Some further reflections on Access

It’s an interesting experience; being a temporary minor media personality. The sermon immediately below in this blog was picked up by The Sunday Age, a Melbourne-based broadsheet, and turned into an article with the rather disarming title “Priest urges end to ‘forced’ religious education”. I had been contacted by Jill Stark from The Sunday Age, who had read my sermon, and having realized that she had some pretty basic facts incorrect, I decided that it was better to speak to her than not. As always, what comes out in print is never exactly what you would have written yourself . . .

Nonetheless, although I was initially annoyed by the newspaper report, as time has passed I find myself much less so. I think that there are two reasons for this. First, because of the quite astonishing level of support for what I said both on this blog and in the newspaper. Apart from one rather intemperate phone call from someone involved at the senior level in Access and one pretty mild rebuking email from a person in Warragul, the response has been exclusively positive. I have also turned down several requests for interviews with radio and television. Perhaps it was flattering to be asked, but Geraldine Grainger on The Vicar of Dibley learnt her lesson on clergy in the media the hard way, and I had no intention of repeating her mistake.

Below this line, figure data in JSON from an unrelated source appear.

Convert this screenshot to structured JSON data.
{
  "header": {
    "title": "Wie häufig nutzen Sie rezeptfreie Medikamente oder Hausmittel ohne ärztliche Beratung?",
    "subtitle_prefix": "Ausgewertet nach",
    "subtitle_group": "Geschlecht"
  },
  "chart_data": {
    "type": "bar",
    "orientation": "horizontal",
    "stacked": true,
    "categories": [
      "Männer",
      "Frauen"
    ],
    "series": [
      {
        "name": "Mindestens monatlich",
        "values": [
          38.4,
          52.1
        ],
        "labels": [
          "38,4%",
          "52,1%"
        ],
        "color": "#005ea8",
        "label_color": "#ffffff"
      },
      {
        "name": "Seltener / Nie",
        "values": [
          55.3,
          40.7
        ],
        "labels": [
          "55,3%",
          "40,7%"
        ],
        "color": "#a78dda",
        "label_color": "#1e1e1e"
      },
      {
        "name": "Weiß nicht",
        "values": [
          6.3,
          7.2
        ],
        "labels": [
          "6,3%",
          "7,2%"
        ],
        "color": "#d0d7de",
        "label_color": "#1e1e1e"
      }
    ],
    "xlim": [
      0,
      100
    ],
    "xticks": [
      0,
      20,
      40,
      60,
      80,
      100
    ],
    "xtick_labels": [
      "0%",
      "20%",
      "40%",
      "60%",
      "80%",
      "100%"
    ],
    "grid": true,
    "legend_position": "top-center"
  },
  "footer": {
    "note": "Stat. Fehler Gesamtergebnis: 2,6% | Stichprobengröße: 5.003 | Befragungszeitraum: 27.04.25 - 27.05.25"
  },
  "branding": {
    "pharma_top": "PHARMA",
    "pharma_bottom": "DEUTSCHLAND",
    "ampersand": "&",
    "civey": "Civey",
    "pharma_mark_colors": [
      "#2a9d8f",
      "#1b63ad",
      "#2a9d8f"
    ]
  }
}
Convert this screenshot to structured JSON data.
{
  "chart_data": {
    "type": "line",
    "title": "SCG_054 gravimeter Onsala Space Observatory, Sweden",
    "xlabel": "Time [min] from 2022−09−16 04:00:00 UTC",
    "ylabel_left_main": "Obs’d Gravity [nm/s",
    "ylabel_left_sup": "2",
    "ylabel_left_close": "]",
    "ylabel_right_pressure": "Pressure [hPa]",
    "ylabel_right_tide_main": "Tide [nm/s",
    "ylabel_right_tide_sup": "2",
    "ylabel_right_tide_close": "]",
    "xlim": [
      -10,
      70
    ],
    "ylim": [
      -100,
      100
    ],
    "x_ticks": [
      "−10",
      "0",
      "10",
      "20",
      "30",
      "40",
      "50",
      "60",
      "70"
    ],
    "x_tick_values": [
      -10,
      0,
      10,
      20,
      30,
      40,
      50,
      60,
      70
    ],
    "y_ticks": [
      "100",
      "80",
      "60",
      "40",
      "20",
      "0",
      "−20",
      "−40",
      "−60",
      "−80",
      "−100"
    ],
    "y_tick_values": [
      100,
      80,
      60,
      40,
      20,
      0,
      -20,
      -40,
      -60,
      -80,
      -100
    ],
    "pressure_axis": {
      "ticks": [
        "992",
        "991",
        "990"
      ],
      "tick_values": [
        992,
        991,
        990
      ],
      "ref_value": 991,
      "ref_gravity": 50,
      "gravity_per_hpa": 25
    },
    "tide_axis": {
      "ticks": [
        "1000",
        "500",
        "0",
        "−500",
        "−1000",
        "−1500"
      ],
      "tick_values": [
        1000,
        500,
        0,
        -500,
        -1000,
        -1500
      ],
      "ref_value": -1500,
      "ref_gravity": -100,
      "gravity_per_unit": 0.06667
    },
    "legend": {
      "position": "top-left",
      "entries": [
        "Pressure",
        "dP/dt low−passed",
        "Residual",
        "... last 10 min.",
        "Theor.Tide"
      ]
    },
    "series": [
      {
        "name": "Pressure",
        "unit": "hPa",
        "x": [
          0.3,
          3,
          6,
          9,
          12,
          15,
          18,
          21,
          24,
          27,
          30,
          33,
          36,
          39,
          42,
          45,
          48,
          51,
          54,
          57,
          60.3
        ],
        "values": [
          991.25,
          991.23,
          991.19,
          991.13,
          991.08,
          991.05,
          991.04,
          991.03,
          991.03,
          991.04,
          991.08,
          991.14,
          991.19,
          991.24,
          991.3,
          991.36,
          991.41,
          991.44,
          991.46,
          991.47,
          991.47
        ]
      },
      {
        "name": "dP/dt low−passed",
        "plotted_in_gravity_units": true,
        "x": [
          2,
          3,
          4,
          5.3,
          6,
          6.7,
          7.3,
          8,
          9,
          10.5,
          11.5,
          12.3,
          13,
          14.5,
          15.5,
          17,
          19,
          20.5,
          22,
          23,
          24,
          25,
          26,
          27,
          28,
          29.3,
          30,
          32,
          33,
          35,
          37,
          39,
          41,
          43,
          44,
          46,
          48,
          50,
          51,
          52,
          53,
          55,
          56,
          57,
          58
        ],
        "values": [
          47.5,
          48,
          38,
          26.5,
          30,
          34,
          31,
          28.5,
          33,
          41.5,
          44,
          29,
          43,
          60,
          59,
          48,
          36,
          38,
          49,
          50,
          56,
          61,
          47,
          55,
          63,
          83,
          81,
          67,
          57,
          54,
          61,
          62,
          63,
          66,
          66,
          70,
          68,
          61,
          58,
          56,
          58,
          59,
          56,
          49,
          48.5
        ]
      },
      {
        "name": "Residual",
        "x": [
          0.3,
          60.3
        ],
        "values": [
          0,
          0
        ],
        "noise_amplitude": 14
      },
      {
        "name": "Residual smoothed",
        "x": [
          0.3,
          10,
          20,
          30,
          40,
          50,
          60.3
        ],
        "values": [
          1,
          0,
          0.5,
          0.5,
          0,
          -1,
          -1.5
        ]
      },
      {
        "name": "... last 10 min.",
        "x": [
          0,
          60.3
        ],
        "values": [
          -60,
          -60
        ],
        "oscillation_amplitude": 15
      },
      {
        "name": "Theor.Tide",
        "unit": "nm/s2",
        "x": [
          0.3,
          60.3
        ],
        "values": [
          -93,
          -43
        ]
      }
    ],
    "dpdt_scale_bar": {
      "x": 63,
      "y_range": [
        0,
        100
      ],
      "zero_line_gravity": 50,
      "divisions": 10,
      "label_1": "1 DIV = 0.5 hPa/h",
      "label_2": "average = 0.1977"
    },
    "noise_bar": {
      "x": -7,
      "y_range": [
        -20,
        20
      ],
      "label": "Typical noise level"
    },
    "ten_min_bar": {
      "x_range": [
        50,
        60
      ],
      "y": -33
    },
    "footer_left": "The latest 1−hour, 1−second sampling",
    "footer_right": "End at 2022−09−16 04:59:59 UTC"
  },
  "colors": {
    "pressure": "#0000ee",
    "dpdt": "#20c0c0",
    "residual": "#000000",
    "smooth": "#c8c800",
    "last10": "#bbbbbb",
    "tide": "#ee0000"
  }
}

Second, having discussed this issue so many times, I find myself even surer of the need for change than I was when I preached my sermon. I think, therefore, that there are two further points I would now like to offer in this debate.

The first point is that Access has backed itself into a corner, and needs to find a way out before the way is found for them. I have been struck – perhaps even a little astonished – at the level of community anger towards Access, even from many of those who teach its programmes. I think that some in Access have been living in a bubble, believing that reform is being urged exclusively at the behest of the radical atheist lobby. This is, manifestly, not the case. Both the general community and very many members of churches are equally of the view that change is necessary. In my view, Access needs now to ask the State Government to conduct a review of religious education in schools. I think it important that Access asks for this, before the review is called in spite of them. In the former case they will be in a position to advocate their cause, perhaps to save some face, and perhaps to reinvent themselves. In the second case, I suspect there can only be one outcome.

My second point is an expansion of my view that General Religious Education is the best way forward in schools. I believe that should such a system be implemented in place of the present one, teachers of GRE should be encouraged wherever possible to seek out practitioners from various local religious groups, so that students can meet them, and have the opportunity to discuss and encounter what people actually believe, rather than a set of abstract principles. I would love, for example, to be asked into my local school once a year to put the case for why a socially progressive catholic form of Anglicanism is worth the effort. With the younger children, I might simply want to make sure that they understood that religion can be fun!

The debate over the provision of religious education in Victorian schools is not going to go away. It is time that Access and the churches themselves actively asked the government not to back the status quo, but to look again at what our children are offered, and at how we might make that offer better.